Aujourd’hui s’ouvraient les états généraux de la bioéthique. Levée de l’anonymat des donneurs de gamètes, ouverture de la PMA aux couples homosexuels et aux célibataires, et naturellement gestation pour autrui (GPA) seront les grands enjeux de ces états généraux.
Amandine, le premier bébé éprouvette né en France le 24 juin 1982 fait déjà partie de l’histoire de la médecine. En moins de quatre décennies, les progrès fulgurants accomplis par les PMA ont mis sans-dessus dessous le vieil ordre de la parenté. Il faut dire que les possibilités offertes aujourd’hui par la PMA ont de quoi faire tourner la tête. Les techniques de PMA offrent aujourd’hui une gamme de réponses extraordinairement variées au problème de la stérilité : insémination artificielle, don d’ovule, prêt ou location d’utérus, congélation d’embryons, fécondation in vitro, avec des spermatozoïdes provenant du mari ou d’un autre homme, un ovule provenant de l’épouse ou d’une autre femme. Un enfant aujourd’hui peut être issu d’un grand nombre de combinaisons. À la plus normale, celle d’avoir un père et une mère, s’ajoutent les possibilités d’avoir deux mères et un père, deux mères et deux pères, trois mères et un père et même trois mères et deux pères quand le géniteur est différent du père et quand trois femmes interviennent : celle qui donne son ovule, celle qui prête son utérus, et celle qui sera la mère légale de l’enfant.

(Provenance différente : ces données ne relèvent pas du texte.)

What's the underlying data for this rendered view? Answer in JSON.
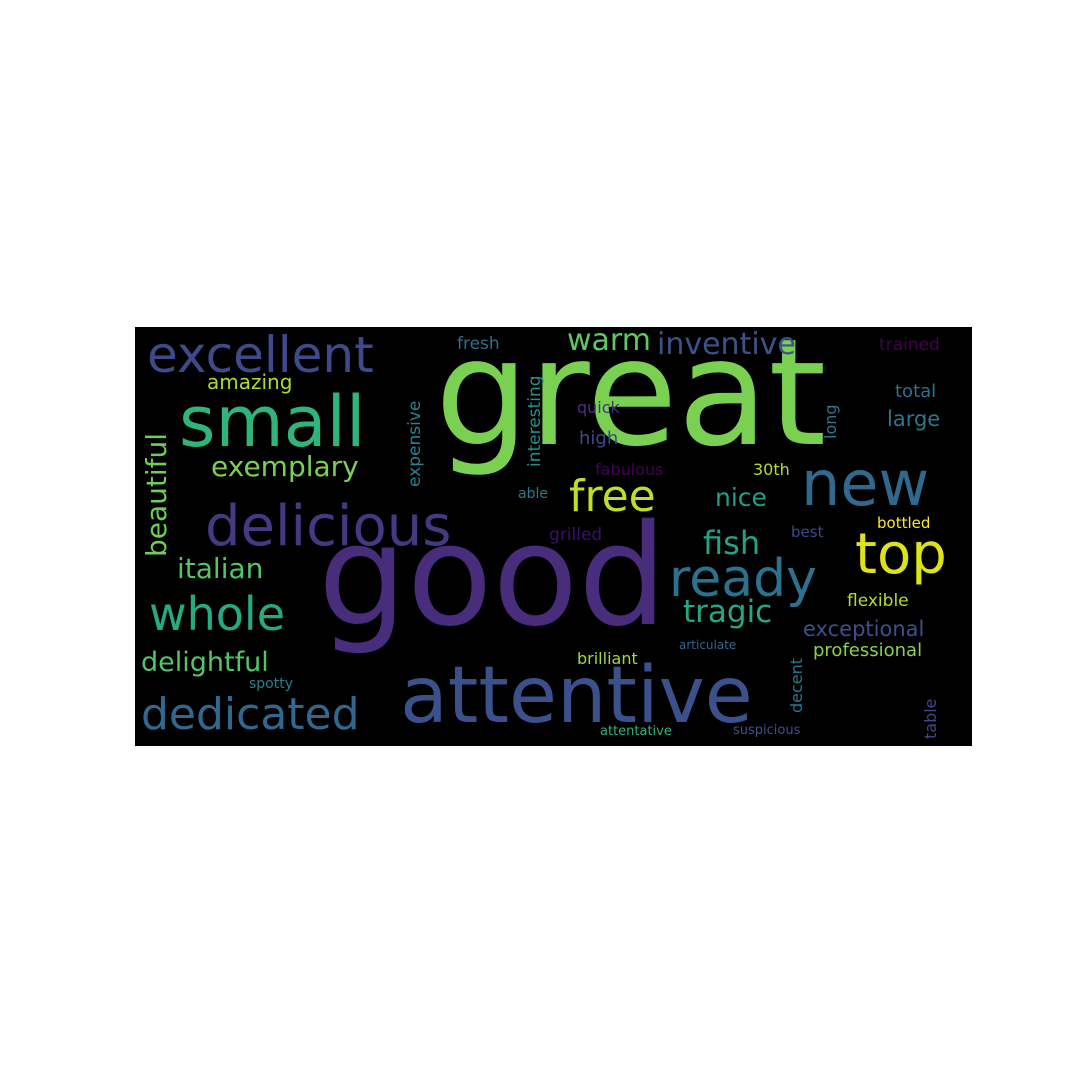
{
  "background": "#000000",
  "words": [
    {
      "text": "great",
      "color": "#7ad151"
    },
    {
      "text": "good",
      "color": "#472d7b"
    },
    {
      "text": "attentive",
      "color": "#3b518b"
    },
    {
      "text": "small",
      "color": "#2fb47c"
    },
    {
      "text": "delicious",
      "color": "#443a83"
    },
    {
      "text": "excellent",
      "color": "#3e4a89"
    },
    {
      "text": "new",
      "color": "#31688e"
    },
    {
      "text": "top",
      "color": "#dde318"
    },
    {
      "text": "ready",
      "color": "#2c728e"
    },
    {
      "text": "whole",
      "color": "#25ab82"
    },
    {
      "text": "dedicated",
      "color": "#31688e"
    },
    {
      "text": "free",
      "color": "#bddf26"
    },
    {
      "text": "beautiful",
      "color": "#6ece58"
    },
    {
      "text": "exemplary",
      "color": "#7ad151"
    },
    {
      "text": "italian",
      "color": "#52c569"
    },
    {
      "text": "delightful",
      "color": "#52c569"
    },
    {
      "text": "warm",
      "color": "#5ec962"
    },
    {
      "text": "inventive",
      "color": "#3b528b"
    },
    {
      "text": "fish",
      "color": "#20a486"
    },
    {
      "text": "tragic",
      "color": "#22a884"
    },
    {
      "text": "nice",
      "color": "#1fa088"
    },
    {
      "text": "amazing",
      "color": "#aadc32"
    },
    {
      "text": "exceptional",
      "color": "#3b518b"
    },
    {
      "text": "professional",
      "color": "#86d549"
    },
    {
      "text": "interesting",
      "color": "#21918c"
    },
    {
      "text": "expensive",
      "color": "#26828e"
    },
    {
      "text": "fresh",
      "color": "#2d708e"
    },
    {
      "text": "quick",
      "color": "#46327e"
    },
    {
      "text": "high",
      "color": "#3e4989"
    },
    {
      "text": "fabulous",
      "color": "#440154"
    },
    {
      "text": "able",
      "color": "#287c8e"
    },
    {
      "text": "grilled",
      "color": "#3b0f70"
    },
    {
      "text": "long",
      "color": "#2a788e"
    },
    {
      "text": "30th",
      "color": "#b5de2b"
    },
    {
      "text": "best",
      "color": "#3e4989"
    },
    {
      "text": "total",
      "color": "#2c728e"
    },
    {
      "text": "large",
      "color": "#2a788e"
    },
    {
      "text": "trained",
      "color": "#440154"
    },
    {
      "text": "bottled",
      "color": "#fde725"
    },
    {
      "text": "flexible",
      "color": "#b5de2b"
    },
    {
      "text": "brilliant",
      "color": "#a2da37"
    },
    {
      "text": "articulate",
      "color": "#31688e"
    },
    {
      "text": "decent",
      "color": "#2a788e"
    },
    {
      "text": "table",
      "color": "#3e4a89"
    },
    {
      "text": "spotty",
      "color": "#26828e"
    },
    {
      "text": "attentative",
      "color": "#2fb47c"
    },
    {
      "text": "suspicious",
      "color": "#3b528b"
    }
  ]
}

Avec l’ouverture de la PMA aux couples homosexuels ou aux célibataires, ce n’est plus seulement l’ordre de la parenté qui est bouleversé mais aussi nos représentations traditionnelles de la famille. Représentations qui ne sont en réalité pas aussi anciennes qu’on pourrait le croire, car elles pérennisent le modèle de la famille bourgeoise, apparu au XIXe siècle.
On trouve chez Lévi-Strauss de savoureux récits qui montrent que les sociétés primitives ont expérimenté à leurs façons toutes les possibilités que nous offrent aujourd’hui la PMA. Naturellement ces sociétés ne disposaient pas des techniques modernes de fécondation in vitro, de prélèvement d’ovule ou d’embryon, de transfert, d’implantation et de congélation. Mais elles ont imaginé des formules qui offrent autant d’images anticipées et métaphoriques que celles offertes par nos techniques actuelles qui nous posent tant de problèmes juridiques et psychologiques.

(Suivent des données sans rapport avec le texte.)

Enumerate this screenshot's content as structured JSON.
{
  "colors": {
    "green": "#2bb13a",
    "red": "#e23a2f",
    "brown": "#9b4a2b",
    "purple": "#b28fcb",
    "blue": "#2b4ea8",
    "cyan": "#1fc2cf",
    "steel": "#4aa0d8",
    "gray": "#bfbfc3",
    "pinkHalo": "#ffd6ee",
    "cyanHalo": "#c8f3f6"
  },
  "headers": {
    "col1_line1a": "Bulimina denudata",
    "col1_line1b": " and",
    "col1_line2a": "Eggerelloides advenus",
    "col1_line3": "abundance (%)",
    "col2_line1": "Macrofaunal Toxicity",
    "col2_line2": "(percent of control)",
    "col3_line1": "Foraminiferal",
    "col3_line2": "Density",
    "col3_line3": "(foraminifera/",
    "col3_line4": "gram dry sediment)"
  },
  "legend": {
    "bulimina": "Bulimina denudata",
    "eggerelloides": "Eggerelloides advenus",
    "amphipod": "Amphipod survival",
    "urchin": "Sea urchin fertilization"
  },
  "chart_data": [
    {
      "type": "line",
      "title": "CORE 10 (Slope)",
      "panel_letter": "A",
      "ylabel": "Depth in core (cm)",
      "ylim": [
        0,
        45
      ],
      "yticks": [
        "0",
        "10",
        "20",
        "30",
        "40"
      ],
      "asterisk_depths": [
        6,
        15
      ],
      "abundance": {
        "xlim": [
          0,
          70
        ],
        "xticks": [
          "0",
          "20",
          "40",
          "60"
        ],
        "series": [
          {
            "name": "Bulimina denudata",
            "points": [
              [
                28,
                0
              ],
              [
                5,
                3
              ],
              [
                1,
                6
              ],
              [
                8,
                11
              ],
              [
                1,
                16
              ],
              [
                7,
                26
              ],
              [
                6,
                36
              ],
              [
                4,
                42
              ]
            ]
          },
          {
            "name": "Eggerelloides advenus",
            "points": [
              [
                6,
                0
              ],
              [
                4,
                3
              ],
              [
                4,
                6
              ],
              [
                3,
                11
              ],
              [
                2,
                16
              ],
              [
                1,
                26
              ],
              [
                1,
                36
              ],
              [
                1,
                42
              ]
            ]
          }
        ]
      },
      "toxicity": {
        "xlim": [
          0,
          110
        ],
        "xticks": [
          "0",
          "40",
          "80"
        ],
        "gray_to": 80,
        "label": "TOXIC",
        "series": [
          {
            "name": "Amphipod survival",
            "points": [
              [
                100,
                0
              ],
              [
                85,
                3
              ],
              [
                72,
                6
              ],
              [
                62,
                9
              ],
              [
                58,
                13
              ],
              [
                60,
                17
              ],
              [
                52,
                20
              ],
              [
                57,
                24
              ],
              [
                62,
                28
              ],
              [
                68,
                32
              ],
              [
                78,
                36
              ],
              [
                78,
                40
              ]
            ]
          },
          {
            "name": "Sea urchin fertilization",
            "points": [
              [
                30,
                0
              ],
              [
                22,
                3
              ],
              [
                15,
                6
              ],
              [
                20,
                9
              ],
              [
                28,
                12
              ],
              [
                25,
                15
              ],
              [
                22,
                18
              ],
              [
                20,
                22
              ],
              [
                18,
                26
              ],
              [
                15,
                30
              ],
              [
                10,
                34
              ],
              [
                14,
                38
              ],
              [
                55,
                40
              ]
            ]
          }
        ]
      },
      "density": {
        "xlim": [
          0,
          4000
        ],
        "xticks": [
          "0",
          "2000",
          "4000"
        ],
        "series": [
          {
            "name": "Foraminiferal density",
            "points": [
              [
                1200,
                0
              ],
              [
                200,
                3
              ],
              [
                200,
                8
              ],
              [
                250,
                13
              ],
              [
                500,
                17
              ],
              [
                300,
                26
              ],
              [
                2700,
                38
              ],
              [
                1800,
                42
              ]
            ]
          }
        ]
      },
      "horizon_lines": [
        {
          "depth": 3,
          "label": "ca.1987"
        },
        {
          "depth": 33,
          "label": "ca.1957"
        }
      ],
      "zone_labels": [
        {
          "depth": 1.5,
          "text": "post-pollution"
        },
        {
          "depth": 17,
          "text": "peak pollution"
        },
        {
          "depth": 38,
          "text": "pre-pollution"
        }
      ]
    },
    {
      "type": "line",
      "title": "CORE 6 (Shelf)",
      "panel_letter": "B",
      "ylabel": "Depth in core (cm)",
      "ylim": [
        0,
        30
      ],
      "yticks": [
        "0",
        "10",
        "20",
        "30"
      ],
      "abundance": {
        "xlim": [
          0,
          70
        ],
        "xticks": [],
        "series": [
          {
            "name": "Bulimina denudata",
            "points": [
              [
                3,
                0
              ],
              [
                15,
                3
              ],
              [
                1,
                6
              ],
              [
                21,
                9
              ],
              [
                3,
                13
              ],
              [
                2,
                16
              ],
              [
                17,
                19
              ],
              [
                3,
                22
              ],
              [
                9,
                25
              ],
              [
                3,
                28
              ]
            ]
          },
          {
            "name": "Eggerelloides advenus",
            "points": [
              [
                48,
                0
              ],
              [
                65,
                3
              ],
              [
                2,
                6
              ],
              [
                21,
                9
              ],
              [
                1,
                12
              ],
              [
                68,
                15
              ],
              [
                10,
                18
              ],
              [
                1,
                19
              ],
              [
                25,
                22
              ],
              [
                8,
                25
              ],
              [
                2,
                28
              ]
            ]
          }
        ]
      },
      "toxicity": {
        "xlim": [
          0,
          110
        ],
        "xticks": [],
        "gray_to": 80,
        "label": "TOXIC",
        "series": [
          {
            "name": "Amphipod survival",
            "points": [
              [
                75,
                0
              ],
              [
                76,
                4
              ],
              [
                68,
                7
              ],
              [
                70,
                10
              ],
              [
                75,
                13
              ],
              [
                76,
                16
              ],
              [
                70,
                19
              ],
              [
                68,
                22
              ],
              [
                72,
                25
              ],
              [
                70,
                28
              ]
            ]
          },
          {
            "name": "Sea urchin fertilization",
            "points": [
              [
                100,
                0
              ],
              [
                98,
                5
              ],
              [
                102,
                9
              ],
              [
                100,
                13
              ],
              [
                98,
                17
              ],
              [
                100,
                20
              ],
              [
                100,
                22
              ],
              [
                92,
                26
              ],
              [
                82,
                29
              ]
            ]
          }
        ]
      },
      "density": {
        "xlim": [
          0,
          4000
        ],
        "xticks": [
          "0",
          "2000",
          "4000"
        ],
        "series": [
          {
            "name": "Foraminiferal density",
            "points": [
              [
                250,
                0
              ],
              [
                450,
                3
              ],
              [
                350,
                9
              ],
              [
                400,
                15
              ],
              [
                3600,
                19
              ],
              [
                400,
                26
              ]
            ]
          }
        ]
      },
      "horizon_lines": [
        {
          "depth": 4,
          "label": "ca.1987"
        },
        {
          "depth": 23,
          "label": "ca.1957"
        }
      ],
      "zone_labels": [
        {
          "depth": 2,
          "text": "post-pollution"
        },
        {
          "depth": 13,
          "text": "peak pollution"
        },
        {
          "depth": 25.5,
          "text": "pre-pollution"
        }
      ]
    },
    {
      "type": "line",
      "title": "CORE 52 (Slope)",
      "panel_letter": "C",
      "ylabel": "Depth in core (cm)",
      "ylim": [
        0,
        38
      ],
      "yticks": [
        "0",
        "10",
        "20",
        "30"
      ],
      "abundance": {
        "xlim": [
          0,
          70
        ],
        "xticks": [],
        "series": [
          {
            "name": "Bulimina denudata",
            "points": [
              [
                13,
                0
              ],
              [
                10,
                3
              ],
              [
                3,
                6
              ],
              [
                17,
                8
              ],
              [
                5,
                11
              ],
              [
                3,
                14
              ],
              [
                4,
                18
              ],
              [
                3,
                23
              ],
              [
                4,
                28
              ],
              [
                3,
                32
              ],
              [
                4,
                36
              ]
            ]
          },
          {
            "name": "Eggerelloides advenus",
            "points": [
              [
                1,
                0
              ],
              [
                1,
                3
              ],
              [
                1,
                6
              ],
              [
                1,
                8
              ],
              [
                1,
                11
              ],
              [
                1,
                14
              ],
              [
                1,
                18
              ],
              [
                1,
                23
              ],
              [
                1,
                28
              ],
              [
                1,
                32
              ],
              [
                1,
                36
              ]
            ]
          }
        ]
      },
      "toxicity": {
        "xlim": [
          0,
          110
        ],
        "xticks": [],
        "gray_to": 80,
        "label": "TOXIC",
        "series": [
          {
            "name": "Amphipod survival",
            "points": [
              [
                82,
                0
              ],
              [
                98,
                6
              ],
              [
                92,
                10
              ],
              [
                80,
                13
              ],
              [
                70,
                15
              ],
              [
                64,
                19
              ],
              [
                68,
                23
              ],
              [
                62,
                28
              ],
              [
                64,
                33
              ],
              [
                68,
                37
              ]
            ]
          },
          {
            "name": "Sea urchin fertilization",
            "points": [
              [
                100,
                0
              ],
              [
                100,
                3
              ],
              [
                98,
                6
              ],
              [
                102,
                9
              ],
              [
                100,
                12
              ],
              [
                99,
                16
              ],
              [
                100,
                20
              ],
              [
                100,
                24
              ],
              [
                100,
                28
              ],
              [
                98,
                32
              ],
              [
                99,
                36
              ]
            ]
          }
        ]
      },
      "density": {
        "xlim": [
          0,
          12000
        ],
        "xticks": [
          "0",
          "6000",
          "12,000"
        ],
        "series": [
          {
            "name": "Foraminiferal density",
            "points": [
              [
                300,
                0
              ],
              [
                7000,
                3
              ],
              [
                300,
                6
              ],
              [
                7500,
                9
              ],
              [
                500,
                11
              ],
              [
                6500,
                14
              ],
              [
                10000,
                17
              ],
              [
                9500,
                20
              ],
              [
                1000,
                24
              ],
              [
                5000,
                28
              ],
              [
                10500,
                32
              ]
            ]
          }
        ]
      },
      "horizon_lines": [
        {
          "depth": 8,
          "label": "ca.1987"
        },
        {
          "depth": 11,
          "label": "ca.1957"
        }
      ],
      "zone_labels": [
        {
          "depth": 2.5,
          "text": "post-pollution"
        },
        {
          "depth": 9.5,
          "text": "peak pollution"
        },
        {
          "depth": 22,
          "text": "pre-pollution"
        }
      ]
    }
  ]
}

Voici quelques exemples rapportés par Lévi-Strauss. L’insémination avec donneur a son équivalent en Afrique, chez les Samo du Burkina Faso. Dans cette société, chaque fillette est mariée de très bonne heure, mais avant d’aller vivre chez son époux, elle doit, pendant trois ans ou plus, avoir un amant de son choix et officiellement reconnu pour tel. Elle apporte à son mari le premier enfant né des œuvres de son amant et garant de sa fécondité. Celui-ci est considéré comme le premier né de l’union légitime.
Un homme dont la femme est stérile peut aussi, moyennant paiement s’entendre avec une femme féconde pour qu’elle lui procure un enfant. En ce cas le mari est donneur inséminateur, et loue le ventre de cette femme.
Chez les Yoruba du Nigéria, des femmes riches peuvent acquérir des épouses auxquels elles demandent d’avoir rapports avec un homme. Quand les enfants naissent, la femme « époux légal », se les approprie moyennant paiement. Ainsi ces couples de deux femmes, que nous appellerions homosexuels, pratiquent la PMA pour avoir des enfants, dont une des femmes sera le père légal et l’autre la mère biologique.
Pour conclure, nihil novi sub sole !

Laurent Vercoustre

2 Commentaires

  1. Bonjour , votre Tribune m’a fait réfléchir sur le droit à l’enfant , le désir d’enfant , le droit de l’enfant et l’éducation de l’enfant
    Nos anciens et certaines ethnies actuelles ne s’embarassaient pas de considérations juridico ethiques et les problèmes n’étaient pas insurmontables..le débat de cette année nous permettra de savoir si les états généraux de la bioéthique.vont aller dans le bon sens de l’évolution de la société de la conception et de l’éducation de la personnalité de l’enfant ? car c’est de cela qu’il s’agit. Je rappelle qu’en dehors des possibillités multiples de la science médicale de la reproduction il faudrait que la décision soit encadrée par la réflexion  » le droit à l’enfant doit il primer sur le droit de l’enfant « ?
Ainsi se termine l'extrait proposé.